現在公開中の島田陽磨監督作『生きて、生きて、生きろ。』。
福島県相馬市に本拠地を置く「メンタルクリニックなごみ」と「相馬広域こころのケアセンターなごみ」の活動を追ったドキュメンタリー映画で、東日本大震災後の福島県相双地方の精神疾患の実態に迫ります。
私は昨日、福島フォーラムで鑑賞してきました。
相馬市に住んでいる私にとって、地元がドキュメンタリー映画の舞台となり、スクリーンに知人が映し出されるのはなんだか不思議な感覚です。
実は私の前職である介護職で、メンタルクリニックなごみの院長でこの映画の主演である蟻塚亮一先生には大変お世話になりました。
私は主に老人介護をしていたのですが、精神障害者の方とも交流がありました。しかし、第三者の視点で描かれると、私でも気づかなかった新たな発見がたくさんあり、地元の別な一面が垣間見れます。
そんな私もうつ病で前職を辞め、現在も心療内科に通院しているので、他人事ではありません。
蟻塚先生は、相双地方は精神疾患になる人が他の地域より多いと、劇中で語ります。なぜなら、市民たちは震災の辛い記憶を封印してしまっているからです。
そのことは私自身、強く同意します。
私は震災当時、東京に住んでいたのですが、故郷の惨状をニュースやネットで見たり、親族や同級生が亡くなったと聞くたびに涙が止まらず、精神不安定な状況が続きました。実際に津波の現場を目にして、さらに傷は広がっていきました。しかし震災のことを知人に話すと「その話やめて」と拒否されます。建前では「がんばろう日本」というくせに、本音では「どうでもいい」と思っていることにショックを受け、この話は他人に話すべきではないと、心に蓋をしていました。

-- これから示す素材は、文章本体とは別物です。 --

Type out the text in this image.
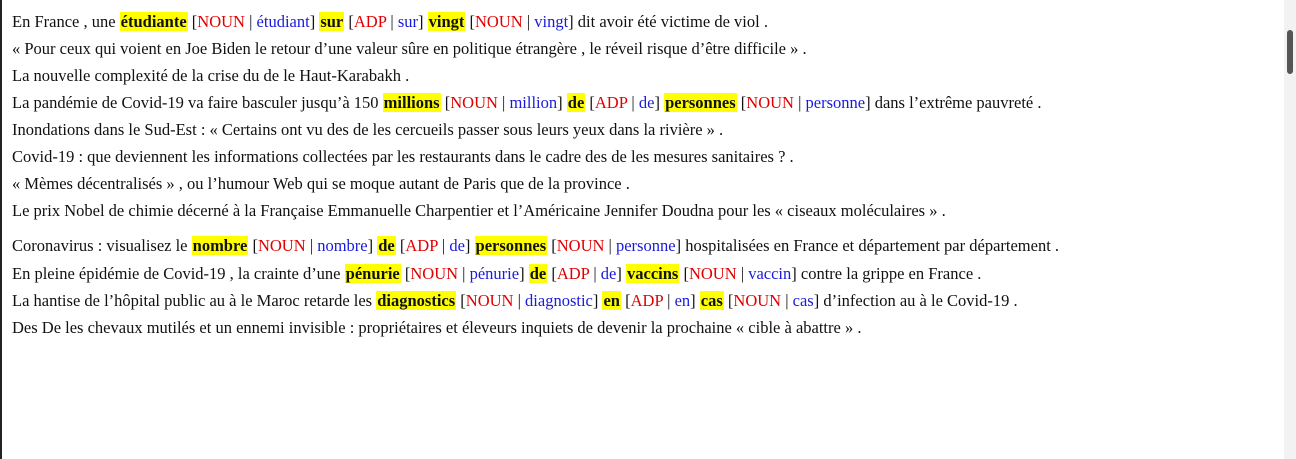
En France , une étudiante [NOUN | étudiant] sur [ADP | sur] vingt [NOUN | vingt] dit avoir été victime de viol .
« Pour ceux qui voient en Joe Biden le retour d’une valeur sûre en politique étrangère , le réveil risque d’être difficile » .
La nouvelle complexité de la crise du de le Haut-Karabakh .
La pandémie de Covid-19 va faire basculer jusqu’à 150 millions [NOUN | million] de [ADP | de] personnes [NOUN | personne] dans l’extrême pauvreté .
Inondations dans le Sud-Est : « Certains ont vu des de les cercueils passer sous leurs yeux dans la rivière » .
Covid-19 : que deviennent les informations collectées par les restaurants dans le cadre des de les mesures sanitaires ? .
« Mèmes décentralisés » , ou l’humour Web qui se moque autant de Paris que de la province .
Le prix Nobel de chimie décerné à la Française Emmanuelle Charpentier et l’Américaine Jennifer Doudna pour les « ciseaux moléculaires » .
Coronavirus : visualisez le nombre [NOUN | nombre] de [ADP | de] personnes [NOUN | personne] hospitalisées en France et département par département .
En pleine épidémie de Covid-19 , la crainte d’une pénurie [NOUN | pénurie] de [ADP | de] vaccins [NOUN | vaccin] contre la grippe en France .
La hantise de l’hôpital public au à le Maroc retarde les diagnostics [NOUN | diagnostic] en [ADP | en] cas [NOUN | cas] d’infection au à le Covid-19 .
Des De les chevaux mutilés et un ennemi invisible : propriétaires et éleveurs inquiets de devenir la prochaine « cible à abattre » .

実際被災地で暮らすと、震災の話をすることはほとんどありません。それは、あのようなつらい出来事を思い出したくないという想いが強いのでしょう。
多くの人が忘れたいと思っている。だけれど、忘れられないし、忘れちゃいけないとも強く思っている矛盾。
その葛藤が、劇中に登場する傷ついた人たちの姿です。
彼ら彼女らとは、相馬市・南相馬市の街中では出会いません。なぜならみんな、これ以上傷つきたくないから奥底に隠しているのです。
しかも、コロナ禍だけでも精神がまいっているのに、追い打ちをかけるように相馬市に大きな地震が2度も襲います。
もう相馬市民は限界なのかもしれません。
被災地のど真ん中にいると、そのことが認識しにくいのです。だから、蟻塚先生の言葉にハッとさせられます。
私たちは、震災の記憶をどうすればいいかわからず、ここまできてしまいました。
それは震災だけではありません。もしかすると、江戸時代後期の「天明の大飢饉」の恐怖も私たちの遺伝子に記録されているかもしれませんし、もっとさかのぼれば「蝦夷討伐」までいくのかもしれません。
この「不幸の記憶」が無意識に私たちを苦しめ、それが何世代にもわたって受け継がれている。
相双地方の人々を苦しめているものの原因は、これかもしれません。
特に双葉地方は非常に貧しい地域でした。
塩田しか主な産業はなく、戊辰戦争の時は戦場となり焼け野原になり、戦時中は特攻隊の訓練場になり、米軍による大規模空襲が行われます。
しかし私は、元々はこの双葉地方は古代の聖地であると考察しました。相馬地方もそうです。この土地に隠された歴史も解き明かさなければなりません。
私たちの苦しみは、震災に始まったわけではありません。
東北の歴史は、権力から虐げられてきた歴史でもあります。
その悲しみの連鎖が脈々と現在まで続いているのです。
その原因を突き止めなければ、今後もずっと相双地方は不幸な土地になってしまいます。
この作品では、そんな不幸な土地でもがき苦しむ人たちの姿が映し出されます。しかし、苦しい姿だけではありません。その中にどうにか希望を見出そうと「なごみ」のスタッフは奮闘します。
そしてラスト。エンドクレジットが終わった後に映し出される光景に、心が震えました。
これ以上ない、希望に満ちた結末に、私たちも救われるのです。
そして最後の最後に、スクリーンにはタイトルが浮かび上がります。
生きて、生きて、生きろ。
すべてはこの言葉に集約されるのです。